Le soleil brille, aucun nuage ne vient gâcher la fête, les quelques centaines de metres empruntés sur le macadam pour rallier la tour de la Liberté ne se font même plus sentir, le public est présent, massé à chaque coin de rue. On m'annonce qu'il reste 500 mètres, dernier virage à gauche, je reconnais la moderne architecture de la tour de la Liberté qui se dessine derrière l'arche d'arrivée, un petit escalier vient me rappeler que mes muscles ont intensément travaillé pendant ces quelques 55 kilomètres, je passe l'arche, je suis finisher de ce trail des roches.
Pour conclure, je dirais que je suis relativement content de la course effectuée, la gestion a été bonne, je n'ai pas réellement tenu l'engagement initial étant donné que j'ai quand même rythmé ma seconde partie de course, mais j'ai pris énormément de plaisir et je crois que c'est ce qu'il faut retenir au final. Je termine 113 / 500 partants, 7h22 de course, bonne préparation pour la Maxi Race à venir.

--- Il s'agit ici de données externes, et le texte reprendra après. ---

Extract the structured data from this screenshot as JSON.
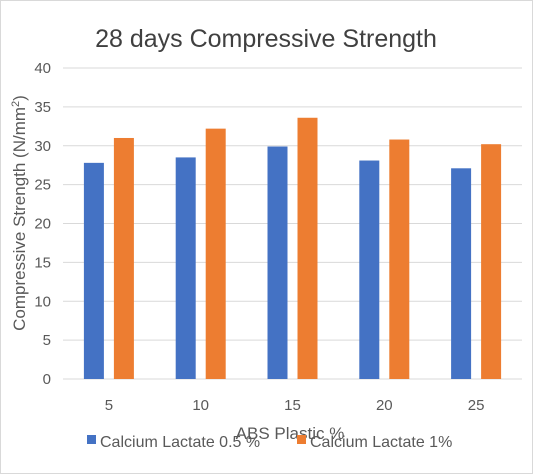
{
  "chart_data": {
    "type": "bar",
    "title": "28 days Compressive Strength",
    "xlabel": "ABS Plastic %",
    "ylabel_main": "Compressive Strength (N/mm",
    "ylabel_sup": "2",
    "ylabel_end": ")",
    "categories": [
      "5",
      "10",
      "15",
      "20",
      "25"
    ],
    "series": [
      {
        "name": "Calcium Lactate 0.5 %",
        "color": "#4472C4",
        "values": [
          27.8,
          28.5,
          29.9,
          28.1,
          27.1
        ]
      },
      {
        "name": "Calcium Lactate 1%",
        "color": "#ED7D31",
        "values": [
          31.0,
          32.2,
          33.6,
          30.8,
          30.2
        ]
      }
    ],
    "ylim": [
      0,
      40
    ],
    "yticks": [
      "0",
      "5",
      "10",
      "15",
      "20",
      "25",
      "30",
      "35",
      "40"
    ],
    "grid": true,
    "legend_position": "bottom"
  }
}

Concernant la course en elle même, je n'ai absolument rien à redire, le parcours était plus que magnifique, sans réelles difficultés techniques, il a tout de même été exigeant de par le denivelé offert. Ludique à souhait, l'alternance entre parties roulantes permettant la relance et sympathiques raidillons étant des plus appréciables. Les organisateurs de la course ont su prouver que les Vosges remplissent, encore une fois, toutes les conditions nécessaires pour en faire une vraie terre de trail, en un mot : merci.
ps : Merci Loïc, le plan des opérations était ce jour là le bon ;)
Bravo pour ton reportage , top
RépondreSupprimerQuel plaisir de revivre la course au rythme de tes mots ... en accéléré à partir de la deuxième boucle où tu t'es littéralement envolé!